The public (and physician community) is increasingly aware of the conflicts of interest posed by gifts to physicians. The American Medical Student Association (AMSA; www.amsa.org) and No Free Lunch (www.nofreelunch.org) have for many years reached out to medical students and residents to avoid drug industry gifts. In 2006 Brennan et al. published an influential article urging academic medical centers to ban gifts of any value from the pharmaceutical industry, prohibit payments to physicians for speaking, allow free drug sample distribution only via a central repository, and allow unrestricted educational and research funds with limitations (Brennan TA. et al. Health Industry Practices That Create Conflicts of Interest.
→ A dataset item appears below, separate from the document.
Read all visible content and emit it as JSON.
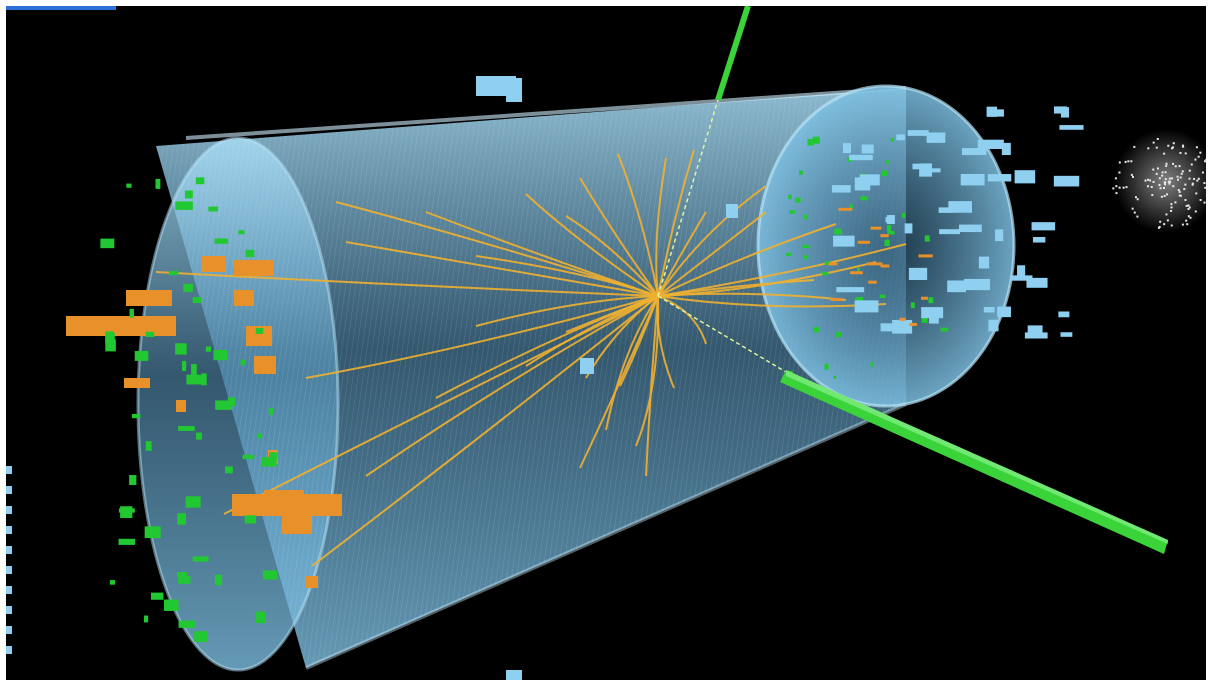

JAMA 2006;295:429-433. AMSA was the only professional medical society to endorse these recommendations until a task force of the American Association of Medical Colleges (AAMC), which included several chief executives of pharmaceutical companies, recently recommended that all medical schools ban pharmaceutical gifting to physicians (link: http://www.aamc.org/research/coi/industryfunding.pdf and http://www.nytimes.com/2008/04/28/us/28doctors.html).
A number of academic medical centers have independently done so to varying degrees (a partial list includes University of Pennsylvania, Stanford, Columbia, University of Pittsburgh, U Mass, the VA system, Boston Medical Center, University of Michigan, UC Davis, and Bellevue Hospital Center). We are working to implement similar regulations at our own institutions (NYU Medical Center and University of Connecticut), and anticipate that the remaining academic medical centers in the United States will soon do so as well. However, until professional groups such as the American Medical Association (AMA) adopt strong conflict-of-interest policies, the pharmaceutical industry will continue to spend billions of dollars on influencing the clinical decisions of our community physicians.
“To increase public awareness and hold academic medical centers accountable for their policies, AMSA recently developed a scorecard which grades academic hospitals’ policies on gifting from the pharmaceutical industry. The grading system has already grabbed the attention of hospital leaders (doctors aren’t accustomed to failing tests) and the New York Times.